The journey of life weaves, twists and turns. The scenery changes day by day, season by season.
At the end of 2010, I realized a need to revamp the relationships in my life, by changing the way I related to people. It seemed like a small change, but it turned out to be a much harder road to travel than I had guessed it would be. In the end, though, it was worth it.
The relationships I have today (all but one), compared to a year ago, are ever everything I had hoped they would be. That one -- if you are reading, you know who you are -- went the way I expected it to, despite what I wanted, and I don't know that I could have done anything different. I did everything I knew to do.
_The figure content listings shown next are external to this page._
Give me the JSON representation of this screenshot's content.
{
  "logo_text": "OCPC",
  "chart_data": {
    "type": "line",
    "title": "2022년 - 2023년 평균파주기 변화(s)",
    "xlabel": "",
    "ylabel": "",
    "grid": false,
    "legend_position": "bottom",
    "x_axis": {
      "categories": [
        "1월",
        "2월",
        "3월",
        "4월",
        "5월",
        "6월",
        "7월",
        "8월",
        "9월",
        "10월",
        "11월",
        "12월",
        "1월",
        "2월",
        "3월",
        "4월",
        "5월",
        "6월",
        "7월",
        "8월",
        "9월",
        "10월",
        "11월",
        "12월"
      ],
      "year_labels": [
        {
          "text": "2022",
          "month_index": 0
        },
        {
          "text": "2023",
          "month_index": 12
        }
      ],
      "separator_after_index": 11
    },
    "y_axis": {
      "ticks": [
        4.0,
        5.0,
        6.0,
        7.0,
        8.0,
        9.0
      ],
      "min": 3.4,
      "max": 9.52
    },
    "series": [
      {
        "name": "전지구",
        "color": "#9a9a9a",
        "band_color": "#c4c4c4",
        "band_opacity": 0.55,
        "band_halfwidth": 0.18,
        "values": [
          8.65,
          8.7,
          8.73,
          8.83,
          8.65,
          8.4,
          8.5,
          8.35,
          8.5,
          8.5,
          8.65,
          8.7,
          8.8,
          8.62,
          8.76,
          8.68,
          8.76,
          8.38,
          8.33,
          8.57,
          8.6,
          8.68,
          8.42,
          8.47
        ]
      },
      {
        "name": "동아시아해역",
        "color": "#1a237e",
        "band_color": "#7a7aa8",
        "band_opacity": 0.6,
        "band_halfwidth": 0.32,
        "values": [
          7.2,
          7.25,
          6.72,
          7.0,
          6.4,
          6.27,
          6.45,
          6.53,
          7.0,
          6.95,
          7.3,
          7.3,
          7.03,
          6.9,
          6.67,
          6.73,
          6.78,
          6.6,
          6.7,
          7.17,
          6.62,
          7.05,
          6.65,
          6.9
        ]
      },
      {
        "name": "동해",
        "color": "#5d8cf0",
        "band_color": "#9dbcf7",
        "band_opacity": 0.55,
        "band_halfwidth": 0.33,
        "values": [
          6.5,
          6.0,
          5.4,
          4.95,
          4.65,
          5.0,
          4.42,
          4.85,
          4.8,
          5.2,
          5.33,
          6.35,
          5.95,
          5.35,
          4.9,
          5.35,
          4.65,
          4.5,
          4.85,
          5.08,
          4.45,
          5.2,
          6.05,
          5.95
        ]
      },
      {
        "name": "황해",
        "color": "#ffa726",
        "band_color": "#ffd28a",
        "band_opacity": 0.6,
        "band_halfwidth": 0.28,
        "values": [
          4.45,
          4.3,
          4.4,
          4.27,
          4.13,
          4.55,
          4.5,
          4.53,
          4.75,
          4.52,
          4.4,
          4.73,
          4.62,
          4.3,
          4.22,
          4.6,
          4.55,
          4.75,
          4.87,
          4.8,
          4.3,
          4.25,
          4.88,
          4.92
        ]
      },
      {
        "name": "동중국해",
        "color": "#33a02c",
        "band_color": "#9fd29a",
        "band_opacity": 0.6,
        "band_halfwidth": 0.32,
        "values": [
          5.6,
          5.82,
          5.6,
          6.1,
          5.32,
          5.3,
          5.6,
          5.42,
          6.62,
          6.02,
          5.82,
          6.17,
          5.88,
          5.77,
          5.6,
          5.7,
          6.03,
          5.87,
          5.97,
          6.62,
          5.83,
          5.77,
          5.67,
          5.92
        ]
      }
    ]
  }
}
And for the last few months, I have stood at a cross road, wondering which direction to take. Wondering if my journey was to continue, or if I should hang up my traveling hat. Then, a month ago, the direction became clear. It is time to turn from internal things, to external things.
It is time to focus on making my house a home -- the kind of home I always dreamed it would be.
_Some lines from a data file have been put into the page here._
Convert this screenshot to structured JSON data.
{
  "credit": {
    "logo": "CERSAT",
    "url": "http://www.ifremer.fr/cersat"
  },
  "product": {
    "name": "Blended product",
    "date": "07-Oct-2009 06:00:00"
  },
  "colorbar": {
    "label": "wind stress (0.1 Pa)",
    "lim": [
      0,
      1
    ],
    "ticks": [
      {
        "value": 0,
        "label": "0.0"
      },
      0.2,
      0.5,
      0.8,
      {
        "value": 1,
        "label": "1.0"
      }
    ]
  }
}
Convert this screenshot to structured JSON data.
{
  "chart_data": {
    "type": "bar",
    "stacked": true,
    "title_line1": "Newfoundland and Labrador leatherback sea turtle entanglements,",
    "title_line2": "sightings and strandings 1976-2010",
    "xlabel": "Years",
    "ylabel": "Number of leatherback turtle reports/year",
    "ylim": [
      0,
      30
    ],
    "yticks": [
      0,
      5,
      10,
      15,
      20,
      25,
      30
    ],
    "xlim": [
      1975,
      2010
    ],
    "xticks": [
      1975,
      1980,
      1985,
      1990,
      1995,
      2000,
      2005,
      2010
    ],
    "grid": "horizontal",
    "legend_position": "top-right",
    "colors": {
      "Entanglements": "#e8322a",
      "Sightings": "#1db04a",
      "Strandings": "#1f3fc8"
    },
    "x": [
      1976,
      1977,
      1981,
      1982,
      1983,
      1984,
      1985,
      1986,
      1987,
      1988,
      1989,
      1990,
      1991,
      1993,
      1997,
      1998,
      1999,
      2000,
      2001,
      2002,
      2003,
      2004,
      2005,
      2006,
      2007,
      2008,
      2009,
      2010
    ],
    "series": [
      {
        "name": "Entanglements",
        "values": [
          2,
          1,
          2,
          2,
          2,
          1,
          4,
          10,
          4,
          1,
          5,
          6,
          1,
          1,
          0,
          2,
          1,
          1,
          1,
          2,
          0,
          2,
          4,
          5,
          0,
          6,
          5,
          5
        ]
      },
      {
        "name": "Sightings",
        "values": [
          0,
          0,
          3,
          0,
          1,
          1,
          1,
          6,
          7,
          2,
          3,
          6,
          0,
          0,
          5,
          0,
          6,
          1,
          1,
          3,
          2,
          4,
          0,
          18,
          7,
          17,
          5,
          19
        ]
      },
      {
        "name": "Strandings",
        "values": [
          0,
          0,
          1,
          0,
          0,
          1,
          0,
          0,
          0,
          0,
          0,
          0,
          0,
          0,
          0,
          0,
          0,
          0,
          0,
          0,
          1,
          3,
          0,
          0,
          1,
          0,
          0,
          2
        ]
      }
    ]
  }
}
As some of you know, I have been remodeling my kitchen for months. A little here and a little there, as I have the time and inspiration, squeezed between homeschooling, Awana, Teakwondo, and making other things. It is time to finish! Get the last cabinets up, have the builder install the flooring, repaint (nearly) everything.
It is not that this idea is new, but with the me I have become, the ideas are sharp and clear. I am no longer intimidated by everyone else's ideas. I no longer feel a need to conform or please society. The building I do is for me and my household, not resale value. If someone doesn't like what I have done, they can replace it! (Assuming we ever sell.)
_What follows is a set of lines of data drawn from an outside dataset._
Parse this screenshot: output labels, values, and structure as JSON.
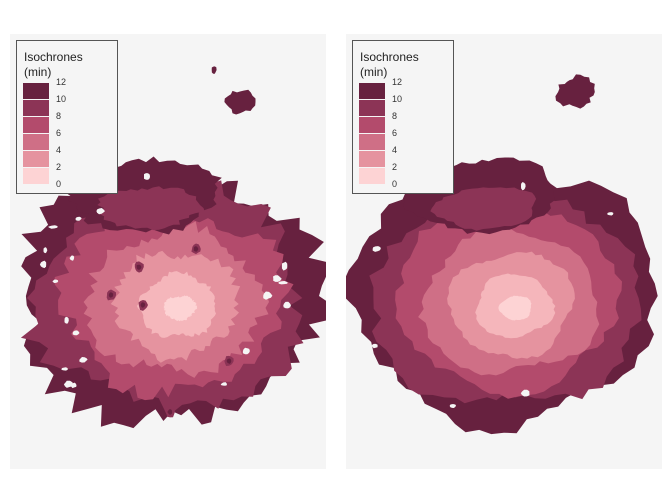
{
  "legend": {
    "title_line1": "Isochrones",
    "title_line2": "(min)",
    "labels": [
      "12",
      "10",
      "8",
      "6",
      "4",
      "2",
      "0"
    ]
  },
  "colors": {
    "panel_bg": "#f5f5f5",
    "band_12": "#67213f",
    "band_10": "#8c3456",
    "band_8": "#b34b6c",
    "band_6": "#cf6f86",
    "band_4": "#e5939f",
    "band_2": "#f5b6bb",
    "band_0": "#fdd3d4"
  },
  "maps": [
    {
      "name": "left",
      "variant": "noisy"
    },
    {
      "name": "right",
      "variant": "smooth"
    }
  ]
}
Besides remodeling and decorating, I want to learn to really keep house. It's not that I don't know how to pick up after myself or clean nearly everything, but it is not a natural part of my thinking. I am an 'out of sight, out of mind' type of person. I forget that rooms in my house exist, if I don't see them frequently -- okay, not really truly forget, but I do forget in such a way that they might as well not exist, because they certainly are not being used the way they might. I want to change that.
I want housekeeping to come naturally, like it seemed to for one of my grandmas. I never saw much clutter in her house. I never saw a mess, even when making Christmas candy with her, and I never heard her mention the cleaning she had done.
I think that last point is what strikes me most. My mom's house was always immaculate, and my other grandmas, always clean, but they always let you know about the work they had done. It was always a big deal, and it seemed to take more time than it should. So, my goal is not just to learn to keep house, because I already know how, but to learn to do it effortlessly... naturally.